How Airlines May Affect Your Wedding

Think the airline cutbacks won't affect you? Consider the following: the other day I was talking to a friend of mine in the industry who relayed the following stories. A couple getting married here in Vermont lost HALF of their wedding guests coming from California because their guests flights were cancelled the day before the wedding. There was no way and no time for them to find other flights. Out of 175 guests, there were something like 80 that couldn't come. A terrible situation for all involved, and there's no recourse. But, this may be a good time to check into wedding insurance to see if it would cover something like this, particularly if you have a lot of out of town guests coming and depending on airlines to get them here.

One wedding planner, Kawania of Howerton+Wooten Events, LLC in Maryland/DC area suggested and advised the following:

"1) Sit down with the hotel’s general manager and explain what happened. They may not get out of the fees all together, but the hotel may reduce it given the circumstances.

2) If the bride and groom get a sense that ½ of their wedding guests’ flights are going to be canceled early on, then they should let the all of the vendors know about the situation ASAP. Even though the issue is somewhat close to the wedding date, there is a slim chance that the hotel may be able to recover some of their money with new hotel reservations.

3) F&B – When it comes to the venue, bakers and/or caterers, it may be next to impossible to recoup the money lost because you only fed ½ of your wedding guests. These vendors order their ingredients based on the F&B guarantee – which is a minimum 72 hours prior to the event – And most of the client’s guests may not know about the travel delays until approximately 36 hours prior to the event. Going forward: Tell the venue to cook all of the food and allow a shelter to pick up the portion that is not going to get eaten. You may be able to get a tax right off. Check with the venue/caterer first since so many of them will not allow you to donate your uneaten food anymore.

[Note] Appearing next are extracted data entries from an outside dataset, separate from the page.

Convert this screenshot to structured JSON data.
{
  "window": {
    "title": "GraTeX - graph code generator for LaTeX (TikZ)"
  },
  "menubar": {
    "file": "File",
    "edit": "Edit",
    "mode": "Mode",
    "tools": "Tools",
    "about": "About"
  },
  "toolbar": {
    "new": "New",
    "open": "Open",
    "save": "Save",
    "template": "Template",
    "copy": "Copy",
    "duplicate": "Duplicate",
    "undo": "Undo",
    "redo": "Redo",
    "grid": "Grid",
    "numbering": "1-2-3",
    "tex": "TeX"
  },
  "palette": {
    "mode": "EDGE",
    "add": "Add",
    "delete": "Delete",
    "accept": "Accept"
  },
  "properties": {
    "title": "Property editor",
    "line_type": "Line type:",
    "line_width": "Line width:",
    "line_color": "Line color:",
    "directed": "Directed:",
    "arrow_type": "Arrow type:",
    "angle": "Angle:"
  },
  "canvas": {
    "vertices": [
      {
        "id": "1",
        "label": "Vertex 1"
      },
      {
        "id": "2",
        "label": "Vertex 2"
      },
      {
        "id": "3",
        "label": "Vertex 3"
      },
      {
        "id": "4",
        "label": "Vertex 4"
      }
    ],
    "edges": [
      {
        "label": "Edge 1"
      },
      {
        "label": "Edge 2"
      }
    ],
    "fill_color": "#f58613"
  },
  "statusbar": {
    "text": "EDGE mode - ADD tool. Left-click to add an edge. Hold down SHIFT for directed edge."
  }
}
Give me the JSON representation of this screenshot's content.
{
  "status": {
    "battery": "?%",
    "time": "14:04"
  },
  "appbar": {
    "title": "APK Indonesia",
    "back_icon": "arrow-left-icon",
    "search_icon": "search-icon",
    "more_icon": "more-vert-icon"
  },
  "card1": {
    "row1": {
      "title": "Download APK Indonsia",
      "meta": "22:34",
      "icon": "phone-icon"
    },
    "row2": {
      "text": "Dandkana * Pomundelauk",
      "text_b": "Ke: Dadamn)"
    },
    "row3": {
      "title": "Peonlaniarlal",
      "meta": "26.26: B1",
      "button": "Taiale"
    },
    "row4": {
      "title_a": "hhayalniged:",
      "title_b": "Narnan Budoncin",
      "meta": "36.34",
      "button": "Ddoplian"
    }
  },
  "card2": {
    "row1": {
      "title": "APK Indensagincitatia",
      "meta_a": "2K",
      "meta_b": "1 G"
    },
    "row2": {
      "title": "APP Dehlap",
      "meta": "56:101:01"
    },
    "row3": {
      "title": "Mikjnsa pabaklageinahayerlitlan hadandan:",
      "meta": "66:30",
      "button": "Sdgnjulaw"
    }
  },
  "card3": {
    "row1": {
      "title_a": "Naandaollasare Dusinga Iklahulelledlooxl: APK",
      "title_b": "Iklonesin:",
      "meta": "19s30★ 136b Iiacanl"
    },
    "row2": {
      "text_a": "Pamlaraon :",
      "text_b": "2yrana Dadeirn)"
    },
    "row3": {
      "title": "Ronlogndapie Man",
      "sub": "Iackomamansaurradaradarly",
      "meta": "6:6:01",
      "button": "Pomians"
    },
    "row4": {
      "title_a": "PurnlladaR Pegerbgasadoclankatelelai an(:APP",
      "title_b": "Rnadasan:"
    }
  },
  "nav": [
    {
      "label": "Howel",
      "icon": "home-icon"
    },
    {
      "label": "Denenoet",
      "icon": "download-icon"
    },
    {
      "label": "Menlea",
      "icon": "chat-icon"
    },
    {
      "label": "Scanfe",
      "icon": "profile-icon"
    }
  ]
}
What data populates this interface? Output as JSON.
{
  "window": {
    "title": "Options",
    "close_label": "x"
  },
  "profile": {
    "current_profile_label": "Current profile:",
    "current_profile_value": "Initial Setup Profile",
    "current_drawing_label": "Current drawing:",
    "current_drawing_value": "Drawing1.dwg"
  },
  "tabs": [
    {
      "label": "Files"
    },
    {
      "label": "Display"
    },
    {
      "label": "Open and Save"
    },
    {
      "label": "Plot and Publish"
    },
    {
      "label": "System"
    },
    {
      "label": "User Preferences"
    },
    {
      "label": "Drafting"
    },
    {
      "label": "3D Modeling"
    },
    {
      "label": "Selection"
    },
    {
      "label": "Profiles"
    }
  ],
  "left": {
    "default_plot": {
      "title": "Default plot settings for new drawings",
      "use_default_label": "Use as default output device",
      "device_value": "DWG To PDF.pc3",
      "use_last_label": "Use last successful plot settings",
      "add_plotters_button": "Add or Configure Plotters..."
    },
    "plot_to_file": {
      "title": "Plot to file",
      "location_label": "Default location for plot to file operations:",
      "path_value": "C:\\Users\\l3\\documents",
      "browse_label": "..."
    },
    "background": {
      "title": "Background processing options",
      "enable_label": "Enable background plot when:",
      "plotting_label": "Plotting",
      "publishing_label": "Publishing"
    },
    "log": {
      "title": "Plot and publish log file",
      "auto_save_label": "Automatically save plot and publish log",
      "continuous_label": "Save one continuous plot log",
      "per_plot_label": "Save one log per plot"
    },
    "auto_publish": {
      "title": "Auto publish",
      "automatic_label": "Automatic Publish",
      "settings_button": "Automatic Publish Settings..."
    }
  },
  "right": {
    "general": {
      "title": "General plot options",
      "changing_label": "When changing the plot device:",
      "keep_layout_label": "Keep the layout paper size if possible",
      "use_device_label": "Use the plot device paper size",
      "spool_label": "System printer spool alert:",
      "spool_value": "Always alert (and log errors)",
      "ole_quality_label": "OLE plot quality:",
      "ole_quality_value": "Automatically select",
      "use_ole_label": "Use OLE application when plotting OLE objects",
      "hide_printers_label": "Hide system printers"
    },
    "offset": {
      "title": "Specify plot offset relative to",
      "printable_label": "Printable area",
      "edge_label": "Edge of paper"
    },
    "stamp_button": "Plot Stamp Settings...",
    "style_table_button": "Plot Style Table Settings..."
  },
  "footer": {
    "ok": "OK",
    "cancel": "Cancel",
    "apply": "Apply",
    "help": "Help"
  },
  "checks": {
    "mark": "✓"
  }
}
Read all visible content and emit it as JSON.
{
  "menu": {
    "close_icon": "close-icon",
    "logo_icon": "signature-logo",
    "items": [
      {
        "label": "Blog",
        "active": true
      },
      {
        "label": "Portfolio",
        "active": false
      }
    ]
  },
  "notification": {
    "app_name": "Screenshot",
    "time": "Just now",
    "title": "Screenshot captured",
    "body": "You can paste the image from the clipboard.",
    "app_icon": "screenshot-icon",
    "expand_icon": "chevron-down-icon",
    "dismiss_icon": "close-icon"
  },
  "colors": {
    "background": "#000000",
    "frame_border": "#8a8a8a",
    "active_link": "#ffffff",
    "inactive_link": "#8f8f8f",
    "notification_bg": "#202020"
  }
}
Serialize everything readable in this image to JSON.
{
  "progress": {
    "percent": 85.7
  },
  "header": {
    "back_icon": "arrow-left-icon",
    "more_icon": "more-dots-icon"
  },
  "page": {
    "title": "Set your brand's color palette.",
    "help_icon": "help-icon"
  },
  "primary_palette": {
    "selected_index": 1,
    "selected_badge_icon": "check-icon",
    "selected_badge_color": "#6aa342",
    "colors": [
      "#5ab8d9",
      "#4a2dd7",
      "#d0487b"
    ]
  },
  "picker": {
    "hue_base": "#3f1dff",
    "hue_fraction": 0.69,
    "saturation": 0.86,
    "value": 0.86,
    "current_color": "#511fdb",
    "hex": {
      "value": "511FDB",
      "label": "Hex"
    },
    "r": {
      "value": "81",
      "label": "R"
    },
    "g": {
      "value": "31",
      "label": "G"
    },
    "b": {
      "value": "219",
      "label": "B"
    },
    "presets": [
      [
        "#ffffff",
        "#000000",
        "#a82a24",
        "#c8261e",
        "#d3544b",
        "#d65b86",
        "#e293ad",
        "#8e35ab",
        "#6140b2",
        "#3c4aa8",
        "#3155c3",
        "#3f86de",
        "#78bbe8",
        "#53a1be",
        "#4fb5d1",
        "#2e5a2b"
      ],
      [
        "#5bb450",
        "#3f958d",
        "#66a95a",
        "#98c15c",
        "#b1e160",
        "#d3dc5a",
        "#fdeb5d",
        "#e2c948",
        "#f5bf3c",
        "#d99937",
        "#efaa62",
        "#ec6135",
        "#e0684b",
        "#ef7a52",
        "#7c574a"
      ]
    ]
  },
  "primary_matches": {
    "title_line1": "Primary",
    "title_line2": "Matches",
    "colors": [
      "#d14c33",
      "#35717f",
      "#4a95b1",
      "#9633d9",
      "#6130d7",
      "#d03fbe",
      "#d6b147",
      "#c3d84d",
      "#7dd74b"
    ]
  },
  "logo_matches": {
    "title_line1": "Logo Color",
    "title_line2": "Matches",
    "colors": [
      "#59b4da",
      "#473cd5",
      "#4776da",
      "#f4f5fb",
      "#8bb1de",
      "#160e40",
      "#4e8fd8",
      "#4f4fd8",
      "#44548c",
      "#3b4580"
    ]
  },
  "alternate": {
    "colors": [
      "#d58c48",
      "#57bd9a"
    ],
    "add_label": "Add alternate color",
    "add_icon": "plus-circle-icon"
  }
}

4) Insurance – I think that insurance is going to be key going forward. Encourage your client to proactively work with their insurance agent for coverage. Especially, if they are planning a destination wedding and if most of their family members live in a second-tier city.

5) Other vendors – What happens if the photographer cannot get to the venue because of an airline cancellation? Do you still have to pay him?"
Adding on to Kawania's thoughts, if any of your vendors are coming from out of town and are taking a flight- be sure to discuss what would happen should they not be able to get in to town because of a cancelled flight.

My friend's second story was a bit brighter, and a great alternative idea to flying- one couple with guests scattered across the United State had arranged for a Winnebago to bring her guests across country. As they are travelling from one coast to this one, they are picking up family along the way, splitting gas costs and basically having their own party along the way. They don't want to risk flights being cancelled last minute.

So, today's moral- if you have guests flying in, be prepared that something like this could happen. Check into wedding insurance to see if you would be covered by something like this, or encourage your guests to come earlier if possible, so in case their flights are cancelled, they might have time to find another. Or encourage a different method of transportation.